Book Writing and Parallels Coherence

I've been a bit remiss recently in keeping the blog up to date; what with planning for the forthcoming company seminar later in January, and writing a new article on XML Publisher in my spare time, I've not really had much time to keep the blog up to date; also, compared to things such as going to Ottawa to work with Pythian, things are all a bit mundane at the moment what with Christmas being over and work starting up again.

I suppose what I should really write about is the process of putting my book together. It's actually quite interesting really; I signed the contract with Oracle Press just before Christmas, got my ISBN number (there's actually a placeholder on Amazon.com now, which makes it all sort of official), and now I'm working on the initial set of chapters before the publishers appoint the technical editor and so on. This is sort of the "probationary period", where they see if you can actually get yourself in gear and produce chapters in a reasonable time; at this point you're looked after by an acquisitions editor who guides you through the first phases, works with you on style and formatting and just generally makes sure things are "on track" before hiring technical editors and copy editors.

So far I've produced the introductory chapter, and the first one on Oracle Warehouse Builder, the one on configuration and data modelling. A couple of aspects have been a challenge; first of all, keeping to the alloted number of pages for each chapter, for which it's just as important you don't overshoot as undershoot as the book's projected sale price is budgeted on a certain number of pages - if you're going to go well over, it'll cost more to produce, and more often than not this is more down to you being too verbose rather than your initial estimate being wrong.

The other thing is settling on a style; I'm aiming more for the Tom Kyte "tell and show" approach rather than just rewriting the manual, but it's tricky at least initially to settle on a style that's appropriate for a technical book, but that isn't realy boring. The approach I've ended up taking is spending the first third of the chapter setting out, at a high level, what each component does, with the remaining two-thirds being a walk-through of how the product is used in a typical scenario. I've created a set of example data that I'll use consistently through the book, and whilst I won't go through every step to build the warehouse and report against it, I'll cover the key points and hopefully readers will be able to follow along. I don't know if this is acceptable as an approach (or whether there is "an acceptable approach") but I'll know soon, as it's with their editors at the moment to review before moving on to the next chapter.

Working out how much time to devote is also a challenge. My timetable says that I have a month to do each chapter, with ten more due over the next ten months. I'm currently spending at least two hours each day (in the evenings) on it, but I'm trying to discipline myself to spend at least half of the month working through examples, testing things out and so on rather then spending the whole time banging out words and only really covering what I knew beforehand. A major motivation for me was the chance to properly work through some things I'd only briefly covered before, and so for example in the ETL chapter I'm just about to work on, I'll be using the multi-configuration feature, version control, scheduling, data auditors, experts and Discoverer integration, features I've only looked at briefly before but that I want to cover properly in the book. In a way, I've got a tough audience to cover in what I'm doing; for most people, many of the products I'll be covering will be completely new to them (XML Publisher, BI EE, even OWB 10gR2) but there'll also be people, probably attracted by the blog, who'll be after "expert tips and tricks" as well. And all with a budget of about 30-60 pages per product in the suite.

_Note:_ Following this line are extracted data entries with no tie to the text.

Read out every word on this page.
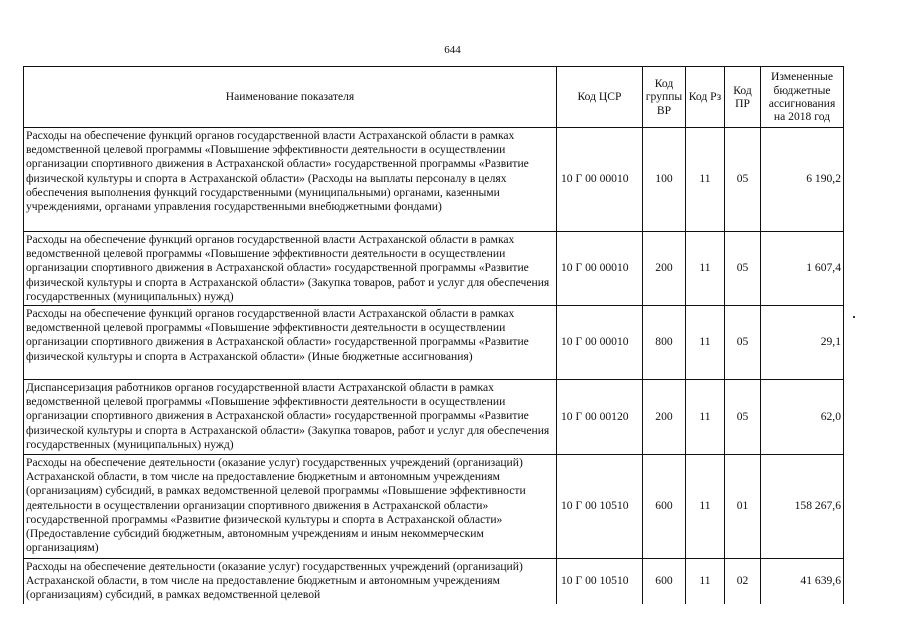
644
Наименование показателя	Код ЦСР	Код группы ВР	Код Рз	Код ПР	Измененные бюджетные ассигнования на 2018 год
Расходы на обеспечение функций органов государственной власти Астраханской области в рамках ведомственной целевой программы «Повышение эффективности деятельности в осуществлении организации спортивного движения в Астраханской области» государственной программы «Развитие физической культуры и спорта в Астраханской области» (Расходы на выплаты персоналу в целях обеспечения выполнения функций государственными (муниципальными) органами, казенными учреждениями, органами управления государственными внебюджетными фондами)	10 Г 00 00010	100	11	05	6 190,2
Расходы на обеспечение функций органов государственной власти Астраханской области в рамках ведомственной целевой программы «Повышение эффективности деятельности в осуществлении организации спортивного движения в Астраханской области» государственной программы «Развитие физической культуры и спорта в Астраханской области» (Закупка товаров, работ и услуг для обеспечения государственных (муниципальных) нужд)	10 Г 00 00010	200	11	05	1 607,4
Расходы на обеспечение функций органов государственной власти Астраханской области в рамках ведомственной целевой программы «Повышение эффективности деятельности в осуществлении организации спортивного движения в Астраханской области» государственной программы «Развитие физической культуры и спорта в Астраханской области» (Иные бюджетные ассигнования)	10 Г 00 00010	800	11	05	29,1
Диспансеризация работников органов государственной власти Астраханской области в рамках ведомственной целевой программы «Повышение эффективности деятельности в осуществлении организации спортивного движения в Астраханской области» государственной программы «Развитие физической культуры и спорта в Астраханской области» (Закупка товаров, работ и услуг для обеспечения государственных (муниципальных) нужд)	10 Г 00 00120	200	11	05	62,0
Расходы на обеспечение деятельности (оказание услуг) государственных учреждений (организаций) Астраханской области, в том числе на предоставление бюджетным и автономным учреждениям (организациям) субсидий, в рамках ведомственной целевой программы «Повышение эффективности деятельности в осуществлении организации спортивного движения в Астраханской области» государственной программы «Развитие физической культуры и спорта в Астраханской области» (Предоставление субсидий бюджетным, автономным учреждениям и иным некоммерческим организациям)	10 Г 00 10510	600	11	01	158 267,6
Расходы на обеспечение деятельности (оказание услуг) государственных учреждений (организаций) Астраханской области, в том числе на предоставление бюджетным и автономным учреждениям (организациям) субсидий, в рамках ведомственной целевой	10 Г 00 10510	600	11	02	41 639,6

Anyway, that's it for author musings. Moving on a bit, how cool is this?

If you look. that's the Windows version of Oracle Warehouse Builder running in Apple OS X - or at least it looks like it; what it actually is is OWB running in a Windows virtual machine using Parallels and the new "Coherence" feature (screencast here) in the latest beta release. What this does is let you start up a virtual machine as normal, then switch to this new coherence mode, with all the windows applications then appearing in their own application windows on your OS X desktop. This means you can have OWB, AWM, Microsoft Word, even Internet Explorer and Outlook all running on your apple desktop as if they're OS X applications, you can drag and drop to them, and work with them just like any other applications.

The way it seems to work is to "lose" the virtual machine window container, plus the Windows desktop, and instead just show the windows applications directly on your apple desktop. At some point the effect breaks down - when you drag a Windows application across the screen, Parallels shows the Windows desktop under where the application originally sat until you stop dragging, and you have to move the taskbar to the top of the screen and put it on auto-hide to get it out of the way, otherwise it'll display just like any other windows application. But it's pretty cool though - when working with applications in place, they integrate completely in with your OS X applications and you can leave Outlook, or OWB or whatever just running in the corner and otherwise work entirely with your Mac applications. Not bad.

That's it for me for now though. As I said, I'm doing a free seminar on the 17th up at Oracle City Office (places still available, I understand) and then it's off for the BI Masterclass, organized by Oracle University, in Austria on the 22nd/23rd January, Slovenia on the 25th/26th and Sweden on the 30th/31st, and I think one's also being organized for Spain at the end of February. Until then, it'll be heads down and hopefully I won't get too many edits back from the Oracle Press team.